5        The question here, then, is not whether the trial court properly denied the suppression motion (we are satisfied it did), but rather whether Koby should have known the motion was so indefensible as to be frivolous.  We agree with the trial court that the motion itself was rather perfunctory and weak.  In particular, we are unaware of any Wisconsin cases in which a factually similar temporary detention was found to be unconstitutional.

6        By the same token, the State has not located any case upholding a temporary detention with the circumstances present here—namely, a defendant stopped for moderate speeding near bar time who exhibits an odor of intoxicants and admits to having consumed some beer.  Perhaps the closest case is State v. Swanson, 164 Wis. 2d 437, 475 N.W.2d 148 (1991).  In Swanson, the Wisconsin Supreme Court indicated that erratic driving near bar-closing time, coupled with an odor of intoxicants, supplied reasonable suspicion to detain a motorist and investigate whether he was driving while intoxicated.  Id. at 453 n.6.

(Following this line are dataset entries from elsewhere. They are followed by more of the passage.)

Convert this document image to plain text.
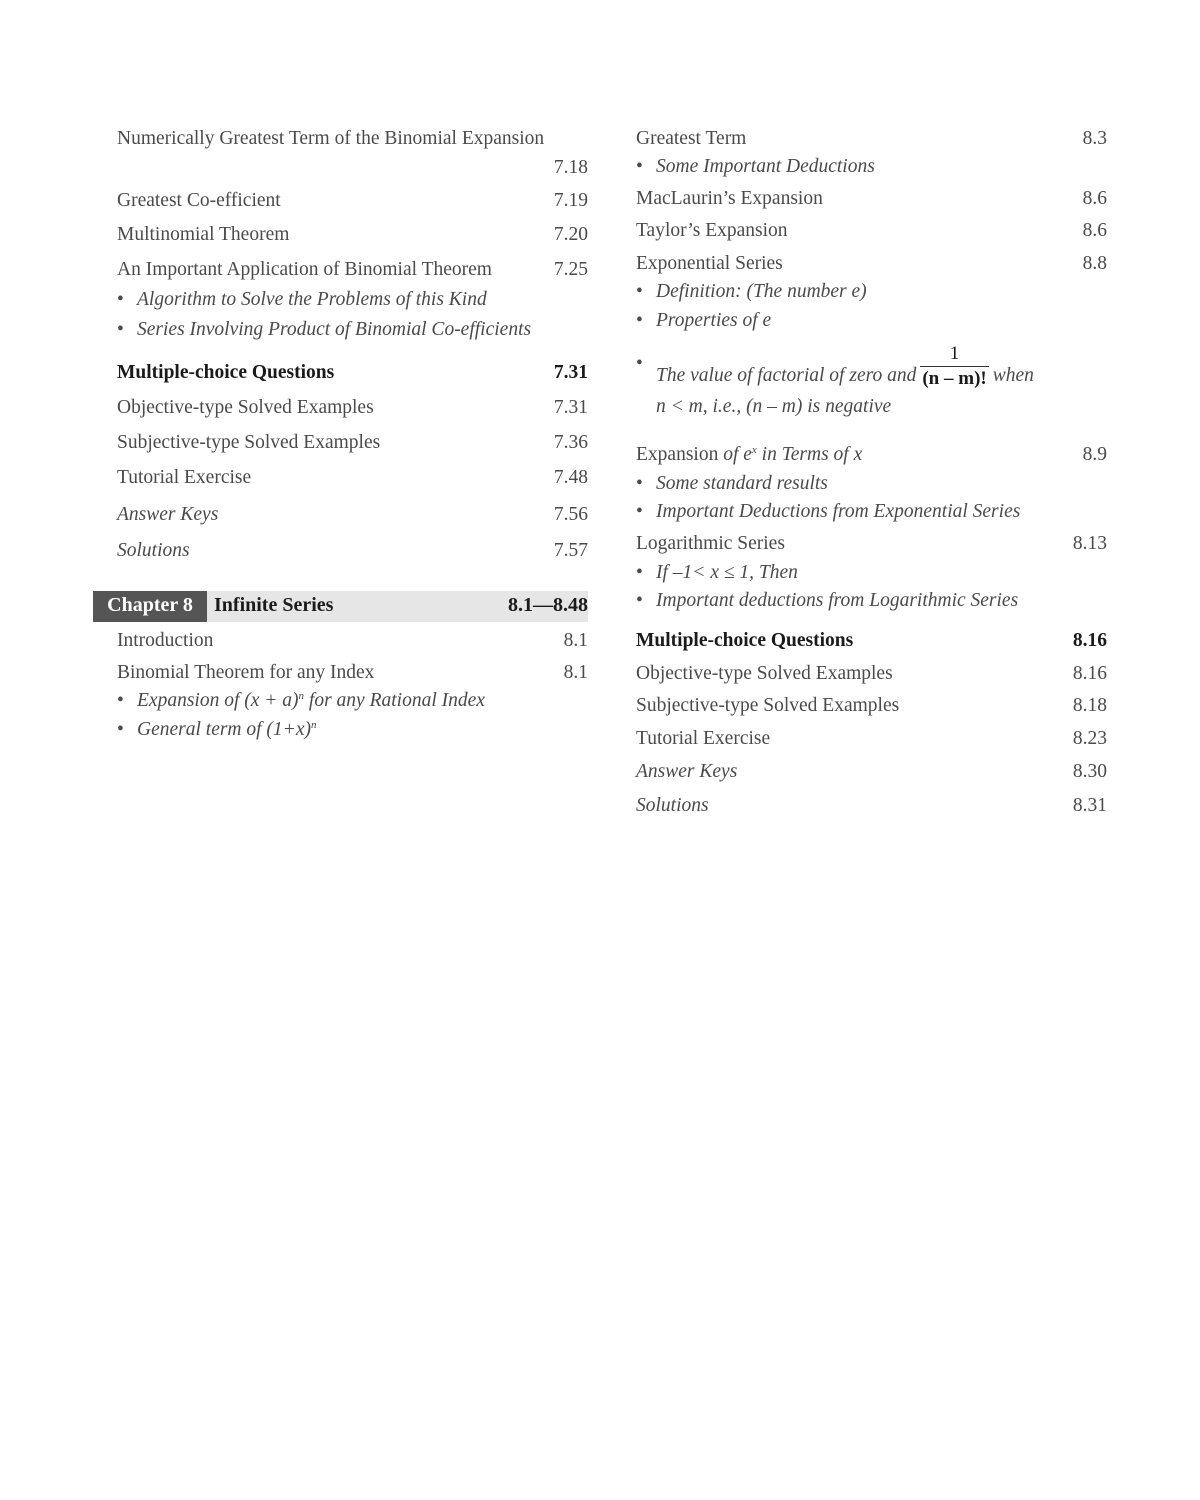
Numerically Greatest Term of the Binomial Expansion
7.18
Greatest Co-efficient	7.19
Multinomial Theorem	7.20
An Important Application of Binomial Theorem	7.25
• Algorithm to Solve the Problems of this Kind
• Series Involving Product of Binomial Co-efficients
Multiple-choice Questions	7.31
Objective-type Solved Examples	7.31
Subjective-type Solved Examples	7.36
Tutorial Exercise	7.48
Answer Keys	7.56
Solutions	7.57
Introduction	8.1
Binomial Theorem for any Index	8.1
• Expansion of $(x + a)^n$ for any Rational Index
• General term of $(1+x)^n$
Chapter 8	Infinite Series	8.1—8.48
Greatest Term	8.3
• Some Important Deductions
MacLaurin’s Expansion	8.6
Taylor’s Expansion	8.6
Exponential Series	8.8
• Definition: (The number e)
• Properties of e
•
The value of factorial of zero and $\frac{1}{(n - m)!}$ when
n < m, i.e., (n – m) is negative
Expansion of $e^x$ in Terms of x	8.9
• Some standard results
• Important Deductions from Exponential Series
Logarithmic Series	8.13
• If –1< x ≤ 1, Then
• Important deductions from Logarithmic Series
Multiple-choice Questions	8.16
Objective-type Solved Examples	8.16
Subjective-type Solved Examples	8.18
Tutorial Exercise	8.23
Answer Keys	8.30
Solutions	8.31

7        While the facts here might be compared with those in Swanson, we are not persuaded that the speeding in this case can be characterized as “erratic” driving.  In Swanson, the erratic driving consisted of driving up onto a sidewalk and nearly hitting a pedestrian.  Id. at 442.  Given that the reasonable suspicion standard is a fact-intensive inquiry which is continually evolving and may well turn on small distinctions, that an attorney is permitted to argue for the extension of existing law, and that an attorney is supposed to be accorded a presumption of having acted in good faith, we are satisfied that Koby could reasonably have argued that Swanson and other similar cases, though relevant, were distinguishable and should not control the outcome here.  Therefore, while the trial court correctly concluded that the investigating officer had reasonable suspicion to support a temporary detention, we cannot say the suppression motion lacked a basis in fact or law, particularly in light of an attorney’s ethical duty to zealously represent the interests of his client in the context of a criminal case.  Here, the primary indication of intoxication was an odor of intoxicants on the defendant’s breath and the record does not reveal whether it was a strong, weak, or moderate odor.  While we agree that even a weak odor of intoxicants on a driver’s breath, combined with a speeding violation at bar time, constitutes reasonable suspicion, we conclude it is not frivolous to argue otherwise.  Accordingly, we reverse the order imposing sanctions on counsel.

            By the Court.—Order reversed.

            This opinion will not be published.  Wis. Stat. Rule 809.23(1)(b)5.

 

 


 

 



[1]  All references to the Wisconsin Statutes are to the 1999-2000 version unless otherwise noted.